Last November the partners broke ground on a Lutheran center and clinic in Juba, the nation’s capital. The center is situated near Juba’s Hai Referendum area, which lacks basic health and education services, making it difficult for people who are displaced to improve their lives, said Rafael Malpica Padilla, executive director for ELCA Global Mission.

“It is precisely in that community that we are planting a center to provide these opportunities,” he said. “This center will be a place of encounter for a community that has experienced the horrors of war; a place of hope for the next generation of leaders; an instrument through which we will touch people’s lives; and where the good news of the gospel will be proclaimed.”

The center will offer courses, including English language lessons and computer training. This will be the first formal education for many South Sudanese adults. “Most of them were in the war and couldn’t get an education,” said Mawien Ariik, an ELCA pastor who coordinates outreach for the new church. “This time is about catching up so they can learn, they can operate a computer and they will know how to write their names. This time is hope for them — we are giving them what they couldn’t get when they were young.”

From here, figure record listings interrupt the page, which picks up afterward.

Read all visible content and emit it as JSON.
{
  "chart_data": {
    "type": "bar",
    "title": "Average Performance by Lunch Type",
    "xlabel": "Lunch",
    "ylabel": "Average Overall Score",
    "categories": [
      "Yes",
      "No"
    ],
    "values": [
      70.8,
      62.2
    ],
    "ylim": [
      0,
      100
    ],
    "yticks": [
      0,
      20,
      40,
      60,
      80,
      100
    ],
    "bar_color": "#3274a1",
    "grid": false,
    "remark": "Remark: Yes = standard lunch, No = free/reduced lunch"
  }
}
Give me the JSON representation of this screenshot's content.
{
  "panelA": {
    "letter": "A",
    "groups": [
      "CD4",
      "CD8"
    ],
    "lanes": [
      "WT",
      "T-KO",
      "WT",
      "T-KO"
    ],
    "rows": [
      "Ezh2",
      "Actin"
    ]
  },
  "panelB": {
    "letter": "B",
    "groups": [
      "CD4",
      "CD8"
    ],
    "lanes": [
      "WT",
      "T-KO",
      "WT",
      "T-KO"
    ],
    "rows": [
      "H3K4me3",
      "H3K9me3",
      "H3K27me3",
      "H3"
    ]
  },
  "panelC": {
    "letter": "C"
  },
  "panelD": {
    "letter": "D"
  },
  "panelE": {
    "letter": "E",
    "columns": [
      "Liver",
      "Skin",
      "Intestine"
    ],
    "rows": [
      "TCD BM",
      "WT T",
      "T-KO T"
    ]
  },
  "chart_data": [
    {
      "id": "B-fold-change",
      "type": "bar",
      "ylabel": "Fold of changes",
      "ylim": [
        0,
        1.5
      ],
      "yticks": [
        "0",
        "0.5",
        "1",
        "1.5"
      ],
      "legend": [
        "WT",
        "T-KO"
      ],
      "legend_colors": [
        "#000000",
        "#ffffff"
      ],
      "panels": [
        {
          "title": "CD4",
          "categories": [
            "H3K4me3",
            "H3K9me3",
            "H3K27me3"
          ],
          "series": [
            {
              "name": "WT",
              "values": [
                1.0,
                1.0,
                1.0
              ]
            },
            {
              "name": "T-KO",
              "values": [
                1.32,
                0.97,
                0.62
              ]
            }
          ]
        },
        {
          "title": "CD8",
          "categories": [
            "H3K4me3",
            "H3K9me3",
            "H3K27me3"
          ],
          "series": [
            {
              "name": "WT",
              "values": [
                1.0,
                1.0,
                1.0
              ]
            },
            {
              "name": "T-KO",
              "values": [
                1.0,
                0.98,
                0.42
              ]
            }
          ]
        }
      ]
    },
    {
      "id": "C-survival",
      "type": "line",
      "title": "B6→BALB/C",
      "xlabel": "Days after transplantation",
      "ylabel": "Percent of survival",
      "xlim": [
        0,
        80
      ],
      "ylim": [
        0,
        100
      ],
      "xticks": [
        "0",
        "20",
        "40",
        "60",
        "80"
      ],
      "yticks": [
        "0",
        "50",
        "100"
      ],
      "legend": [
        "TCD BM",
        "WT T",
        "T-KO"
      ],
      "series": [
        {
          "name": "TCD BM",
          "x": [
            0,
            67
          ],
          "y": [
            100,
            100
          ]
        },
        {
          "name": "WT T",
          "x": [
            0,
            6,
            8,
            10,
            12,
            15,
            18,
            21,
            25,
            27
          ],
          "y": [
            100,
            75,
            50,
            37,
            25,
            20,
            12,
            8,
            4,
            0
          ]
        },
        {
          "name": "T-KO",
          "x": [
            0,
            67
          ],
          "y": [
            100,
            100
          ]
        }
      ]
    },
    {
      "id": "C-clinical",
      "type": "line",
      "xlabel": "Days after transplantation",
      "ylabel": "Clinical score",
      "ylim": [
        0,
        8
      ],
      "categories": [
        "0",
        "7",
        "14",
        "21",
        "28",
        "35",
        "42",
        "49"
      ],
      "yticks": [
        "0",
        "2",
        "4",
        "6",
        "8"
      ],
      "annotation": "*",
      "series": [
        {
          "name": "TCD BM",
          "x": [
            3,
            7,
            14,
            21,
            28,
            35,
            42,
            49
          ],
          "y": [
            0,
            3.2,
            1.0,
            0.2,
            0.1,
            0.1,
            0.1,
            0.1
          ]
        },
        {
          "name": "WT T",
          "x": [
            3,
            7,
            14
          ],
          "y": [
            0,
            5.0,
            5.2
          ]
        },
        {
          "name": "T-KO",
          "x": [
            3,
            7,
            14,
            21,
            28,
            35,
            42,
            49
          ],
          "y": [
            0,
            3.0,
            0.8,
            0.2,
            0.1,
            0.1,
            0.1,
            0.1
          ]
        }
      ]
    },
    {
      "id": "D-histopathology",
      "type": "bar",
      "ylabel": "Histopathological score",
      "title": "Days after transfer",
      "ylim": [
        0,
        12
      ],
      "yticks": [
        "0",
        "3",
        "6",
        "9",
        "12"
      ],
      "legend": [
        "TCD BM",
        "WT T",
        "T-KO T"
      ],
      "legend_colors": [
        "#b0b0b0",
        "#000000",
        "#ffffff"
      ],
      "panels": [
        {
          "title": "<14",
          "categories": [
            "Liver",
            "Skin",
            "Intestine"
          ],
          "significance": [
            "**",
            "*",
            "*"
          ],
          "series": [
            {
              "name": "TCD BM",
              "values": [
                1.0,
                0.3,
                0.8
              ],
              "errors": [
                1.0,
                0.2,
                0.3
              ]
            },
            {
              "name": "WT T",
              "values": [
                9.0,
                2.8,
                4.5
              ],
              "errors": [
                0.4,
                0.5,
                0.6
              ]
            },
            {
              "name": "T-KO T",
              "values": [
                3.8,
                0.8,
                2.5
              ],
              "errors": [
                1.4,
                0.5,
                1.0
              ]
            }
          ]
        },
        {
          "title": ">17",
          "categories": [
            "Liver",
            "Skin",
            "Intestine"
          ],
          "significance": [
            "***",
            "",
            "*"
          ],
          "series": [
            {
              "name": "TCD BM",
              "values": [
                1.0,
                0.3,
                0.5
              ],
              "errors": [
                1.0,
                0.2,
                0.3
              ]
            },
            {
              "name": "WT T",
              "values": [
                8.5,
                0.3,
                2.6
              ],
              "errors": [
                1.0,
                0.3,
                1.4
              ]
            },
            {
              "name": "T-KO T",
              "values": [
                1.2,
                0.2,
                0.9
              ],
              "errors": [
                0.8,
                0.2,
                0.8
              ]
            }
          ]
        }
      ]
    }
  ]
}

ANDREW STEELE/ELCA Ariik shows Mark Jacobson (left), an ELCA missionary, and Atem the future site of the Lutheran center and clinic. The center is situated in an area that lacks basic health and education services.

ANDREW STEELE/ELCA
Ariik shows Mark Jacobson (left), an ELCA missionary, and Atem the future site of the Lutheran center and clinic. The center is situated in an area that lacks basic health and education services.

A call for unity

Joining Ariik at the church’s frontlines is Wal Reat, an ELCA pastor serving in refugee camps in South Sudan and its bordering countries. Both are South Sudanese natives who sought asylum in the U.S. during the war and eventually became ELCA pastors. What’s more, they come from feuding tribes. Together they hope to grow the Lutheran church and bring healing to their country.

“The church is calling for the unity of the tribes in South Sudan to be one in Christ, but it is tough for those who are really wounded to convince them to accept others,” Ariik said. “The message that the church is conveying is that they are all children of God and we are supposed to remain as one. It is not bad to have different tribes, but to love others as one body of Christ — it is a big challenge for us to convey that.”

While the new church is gaining momentum, it has a long road ahead. Continued violence has delayed plans to build a second Lutheran center in a city near the Ethiopian border. Ariik and Reat cite tribalism as the church’s biggest challenge.

“The South Sudanese are happy now that there is a church being built in Juba,” Reat said. “Juba is our center; all tribes are in Juba. We don’t have peace right now, but peace will come. This tribalism will go away. All of the people will come together.”

Hope is a common thread connecting and motivating these leaders in South Sudan. Amid conflict, violence and poverty, they are growing the Lutheran church, spreading the message of God’s love and bringing hope for a peaceful future.

“[In the U.S.] there’s a season when … the trees lose their leaves, but it doesn’t mean that they’re dead,” Ariik said. “For those who believe our congregations are dying, they are not dying; they may come back to grow again, so there should be a hope for that. Like in Africa now — the Lutheran church is growing here.”

Alix Matzke

Matzke is marketing manager for Always Being Made New: The Campaign for the ELCA.